Foi justamente a partir da crise econômica, iniciada em 1929 em solo norteamericano, que ficaram explícitas as fragilidades do modelo de desenvolvimento nacional, ancorado na agroexportação e na concentração de destino das exportações em um único país. De lá pra cá muita coisa mudou, mas não são poucos os paralelos com o presente momento.
O futuro - Como os Estados Unidos, a questão de fundo sobre a corrente de comércio sino-brasileira está na qualidade da relação estabelecida e nas chances de sua continuidade depois da turbulência econômica."Essa parceria tem a ver com a crise: por causa dela outros países relevantes para o comércio brasileiro, como Estados Unidos, estão em retração", diz Júlio Almeida, diretor- executivo do Instituto de Estudos para o Desenvolvimento Industrial (Iedi)."Mas há um lado estrutural que não pode ser ignorado, como o próprio fato de a China almejar ser a fábrica do mundo", acrescenta.
Parece cedo, indicam especialistas, para prever o futuro dessa parceria."A China é o principal país no qual o governo brasileiro deposita suas fichas, mas é preciso saber se essa aposta será correspondida", frisa o professor de comércio exterior da Universidade Presbiteriana Mackenzie, Francisco Cassano."A aproximação entre Brasil e China pode ser vista por dois ângulos: um é o geopolítico, ambos miram o aumento da interlocução nas decisões mundiais. Outro é de cunho comercial", frisa.
A estratégia de explorar um mercado de proporção inequívoca - demanda pressionada por um contingente de 1,3 bilhão de habitantes - não deve excluir, segundo Cassano, a relação com a União Europeia e Estados Unidos."Conseguir trabalhar para derrubar as barreiras tarifárias com os EUA imprimiria uma vantagem comercial muito proveitosa para o Brasil", destaca. O secretário de Comércio Exterior do MDIC não descarta que uma possível recuperação da economia norte-americana, no futuro próximo, aliada aos contínuos esforços de conquistar mercados naquele país para produtos brasileiros, possa aumentar bastante a corrente de comércio com os Estados Unidos.

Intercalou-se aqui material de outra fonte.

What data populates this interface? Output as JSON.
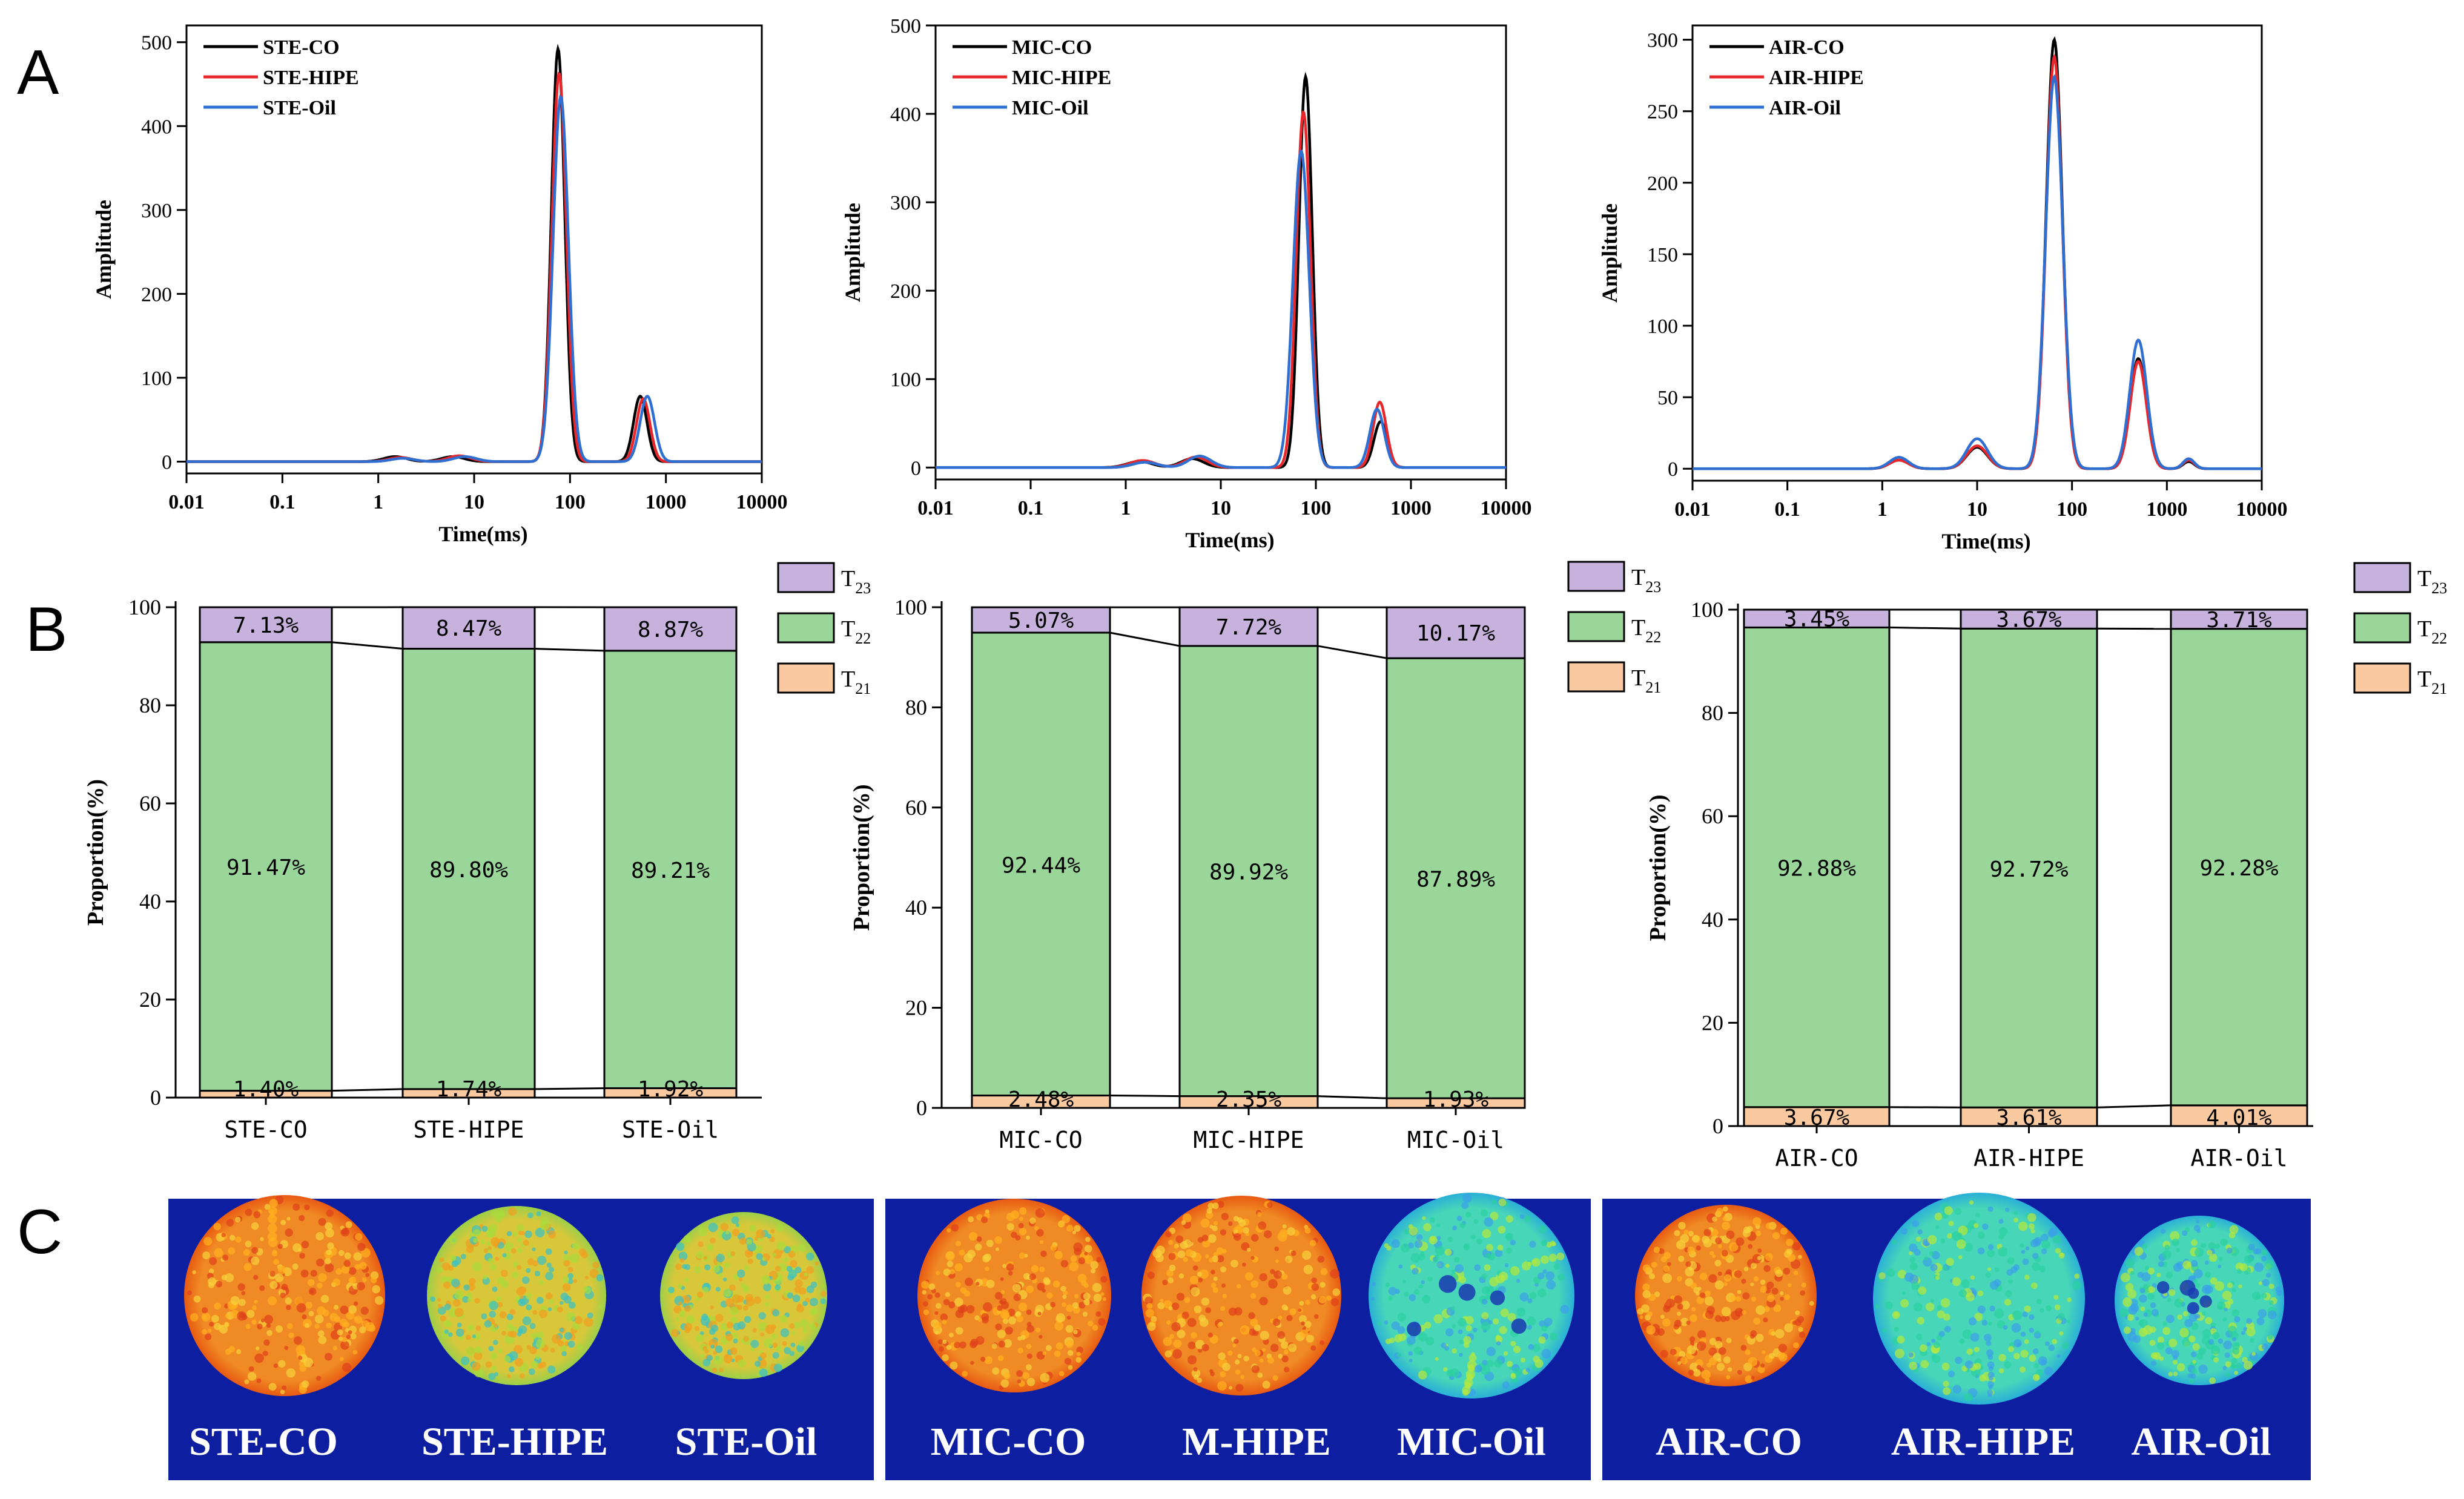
{
  "panel_labels": {
    "a": "A",
    "b": "B",
    "c": "C"
  },
  "colors": {
    "co": "#000000",
    "hipe": "#e8272c",
    "oil": "#2f6fd1",
    "t21": "#fbc9a0",
    "t22": "#9ad69a",
    "t23": "#c6b2dc",
    "mri_bg": "#0d1fa0",
    "mri_text": "#ffffff"
  },
  "chart_data": [
    {
      "type": "line",
      "panel": "A",
      "xscale": "log",
      "xlim": [
        0.01,
        10000
      ],
      "ylim": [
        0,
        520
      ],
      "yticks": [
        "0",
        "100",
        "200",
        "300",
        "400",
        "500"
      ],
      "xticks": [
        "0.01",
        "0.1",
        "1",
        "10",
        "100",
        "1000",
        "10000"
      ],
      "xlabel": "Time(ms)",
      "ylabel": "Amplitude",
      "legend": [
        "STE-CO",
        "STE-HIPE",
        "STE-Oil"
      ],
      "series": [
        {
          "name": "STE-CO",
          "peaks": [
            [
              1.5,
              6,
              0.12
            ],
            [
              6,
              6,
              0.12
            ],
            [
              75,
              492,
              0.07
            ],
            [
              540,
              78,
              0.07
            ]
          ]
        },
        {
          "name": "STE-HIPE",
          "peaks": [
            [
              1.7,
              5,
              0.12
            ],
            [
              7,
              7,
              0.12
            ],
            [
              77,
              463,
              0.075
            ],
            [
              580,
              75,
              0.07
            ]
          ]
        },
        {
          "name": "STE-Oil",
          "peaks": [
            [
              1.8,
              4,
              0.12
            ],
            [
              8,
              6,
              0.12
            ],
            [
              80,
              435,
              0.08
            ],
            [
              640,
              78,
              0.075
            ]
          ]
        }
      ]
    },
    {
      "type": "line",
      "panel": "A",
      "xscale": "log",
      "xlim": [
        0.01,
        10000
      ],
      "ylim": [
        0,
        500
      ],
      "yticks": [
        "0",
        "100",
        "200",
        "300",
        "400",
        "500"
      ],
      "xticks": [
        "0.01",
        "0.1",
        "1",
        "10",
        "100",
        "1000",
        "10000"
      ],
      "xlabel": "Time(ms)",
      "ylabel": "Amplitude",
      "legend": [
        "MIC-CO",
        "MIC-HIPE",
        "MIC-Oil"
      ],
      "series": [
        {
          "name": "MIC-CO",
          "peaks": [
            [
              1.4,
              7,
              0.13
            ],
            [
              5,
              10,
              0.12
            ],
            [
              78,
              442,
              0.07
            ],
            [
              480,
              52,
              0.07
            ]
          ]
        },
        {
          "name": "MIC-HIPE",
          "peaks": [
            [
              1.5,
              8,
              0.13
            ],
            [
              5.5,
              12,
              0.12
            ],
            [
              74,
              402,
              0.075
            ],
            [
              470,
              74,
              0.07
            ]
          ]
        },
        {
          "name": "MIC-Oil",
          "peaks": [
            [
              1.6,
              6,
              0.13
            ],
            [
              6,
              13,
              0.12
            ],
            [
              70,
              358,
              0.085
            ],
            [
              440,
              66,
              0.075
            ]
          ]
        }
      ]
    },
    {
      "type": "line",
      "panel": "A",
      "xscale": "log",
      "xlim": [
        0.01,
        10000
      ],
      "ylim": [
        0,
        310
      ],
      "yticks": [
        "0",
        "50",
        "100",
        "150",
        "200",
        "250",
        "300"
      ],
      "xticks": [
        "0.01",
        "0.1",
        "1",
        "10",
        "100",
        "1000",
        "10000"
      ],
      "xlabel": "Time(ms)",
      "ylabel": "Amplitude",
      "legend": [
        "AIR-CO",
        "AIR-HIPE",
        "AIR-Oil"
      ],
      "series": [
        {
          "name": "AIR-CO",
          "peaks": [
            [
              1.5,
              6,
              0.1
            ],
            [
              10,
              15,
              0.11
            ],
            [
              65,
              300,
              0.085
            ],
            [
              500,
              77,
              0.085
            ],
            [
              1700,
              5,
              0.06
            ]
          ]
        },
        {
          "name": "AIR-HIPE",
          "peaks": [
            [
              1.5,
              6,
              0.1
            ],
            [
              10,
              16,
              0.11
            ],
            [
              65,
              288,
              0.085
            ],
            [
              500,
              75,
              0.085
            ],
            [
              1700,
              6,
              0.06
            ]
          ]
        },
        {
          "name": "AIR-Oil",
          "peaks": [
            [
              1.5,
              8,
              0.1
            ],
            [
              10,
              21,
              0.11
            ],
            [
              65,
              274,
              0.09
            ],
            [
              500,
              90,
              0.09
            ],
            [
              1700,
              7,
              0.06
            ]
          ]
        }
      ]
    },
    {
      "type": "bar",
      "stacked": true,
      "panel": "B",
      "ylim": [
        0,
        100
      ],
      "yticks": [
        "0",
        "20",
        "40",
        "60",
        "80",
        "100"
      ],
      "ylabel": "Proportion(%)",
      "categories": [
        "STE-CO",
        "STE-HIPE",
        "STE-Oil"
      ],
      "legend": [
        {
          "base": "T",
          "sub": "23"
        },
        {
          "base": "T",
          "sub": "22"
        },
        {
          "base": "T",
          "sub": "21"
        }
      ],
      "series": [
        {
          "name": "T21",
          "values": [
            1.4,
            1.74,
            1.92
          ],
          "labels": [
            "1.40%",
            "1.74%",
            "1.92%"
          ]
        },
        {
          "name": "T22",
          "values": [
            91.47,
            89.8,
            89.21
          ],
          "labels": [
            "91.47%",
            "89.80%",
            "89.21%"
          ]
        },
        {
          "name": "T23",
          "values": [
            7.13,
            8.47,
            8.87
          ],
          "labels": [
            "7.13%",
            "8.47%",
            "8.87%"
          ]
        }
      ]
    },
    {
      "type": "bar",
      "stacked": true,
      "panel": "B",
      "ylim": [
        0,
        100
      ],
      "yticks": [
        "0",
        "20",
        "40",
        "60",
        "80",
        "100"
      ],
      "ylabel": "Proportion(%)",
      "categories": [
        "MIC-CO",
        "MIC-HIPE",
        "MIC-Oil"
      ],
      "legend": [
        {
          "base": "T",
          "sub": "23"
        },
        {
          "base": "T",
          "sub": "22"
        },
        {
          "base": "T",
          "sub": "21"
        }
      ],
      "series": [
        {
          "name": "T21",
          "values": [
            2.48,
            2.35,
            1.93
          ],
          "labels": [
            "2.48%",
            "2.35%",
            "1.93%"
          ]
        },
        {
          "name": "T22",
          "values": [
            92.44,
            89.92,
            87.89
          ],
          "labels": [
            "92.44%",
            "89.92%",
            "87.89%"
          ]
        },
        {
          "name": "T23",
          "values": [
            5.07,
            7.72,
            10.17
          ],
          "labels": [
            "5.07%",
            "7.72%",
            "10.17%"
          ]
        }
      ]
    },
    {
      "type": "bar",
      "stacked": true,
      "panel": "B",
      "ylim": [
        0,
        100
      ],
      "yticks": [
        "0",
        "20",
        "40",
        "60",
        "80",
        "100"
      ],
      "ylabel": "Proportion(%)",
      "categories": [
        "AIR-CO",
        "AIR-HIPE",
        "AIR-Oil"
      ],
      "legend": [
        {
          "base": "T",
          "sub": "23"
        },
        {
          "base": "T",
          "sub": "22"
        },
        {
          "base": "T",
          "sub": "21"
        }
      ],
      "series": [
        {
          "name": "T21",
          "values": [
            3.67,
            3.61,
            4.01
          ],
          "labels": [
            "3.67%",
            "3.61%",
            "4.01%"
          ]
        },
        {
          "name": "T22",
          "values": [
            92.88,
            92.72,
            92.28
          ],
          "labels": [
            "92.88%",
            "92.72%",
            "92.28%"
          ]
        },
        {
          "name": "T23",
          "values": [
            3.45,
            3.67,
            3.71
          ],
          "labels": [
            "3.45%",
            "3.67%",
            "3.71%"
          ]
        }
      ]
    }
  ],
  "mri_panels": [
    {
      "labels": [
        "STE-CO",
        "STE-HIPE",
        "STE-Oil"
      ],
      "wetness": [
        0.85,
        0.55,
        0.35
      ]
    },
    {
      "labels": [
        "MIC-CO",
        "M-HIPE",
        "MIC-Oil"
      ],
      "wetness": [
        0.8,
        0.75,
        0.15
      ]
    },
    {
      "labels": [
        "AIR-CO",
        "AIR-HIPE",
        "AIR-Oil"
      ],
      "wetness": [
        0.7,
        0.3,
        0.12
      ]
    }
  ]
}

A China é considerada parceira estratégica do Brasil desde 1993, quando foi assinado um acordo entre os países durante o governo Itamar Franco. Desde então, a importância comercial do país asiático para o Brasil vem crescendo significativamente. No plano quinquenal de ação conjunta para o período de 2010 a 2014, foram estabelecidas metas para o crescimento do comércio bilateral, dos investimentos e de outros pontos da cooperação entre os países.
Na área comercial, a principal preocupação do Brasil é com a diversificação da pauta de exportações para a China. Hoje, as matérias-primas - soja e minério de ferro - concentram mais de três quartos das vendas brasileiras, enquanto as importações são basicamente de produtos manufaturados, com maior valor agregado."A China é complementar ao Brasil das commodities, mas é preciso trabalhar para conseguir uma participação maior no Brasil industrializado", indica Júlio Almeida. Segundo estudo do Banco Nacional de Desenvolvimento Social e Econômico (BNDES), as exportações responderam por metade da queda na produção industrial nos seis meses seguintes ao agravamento da crise, e por mais da metade (55%) da retração da indústria de transformação.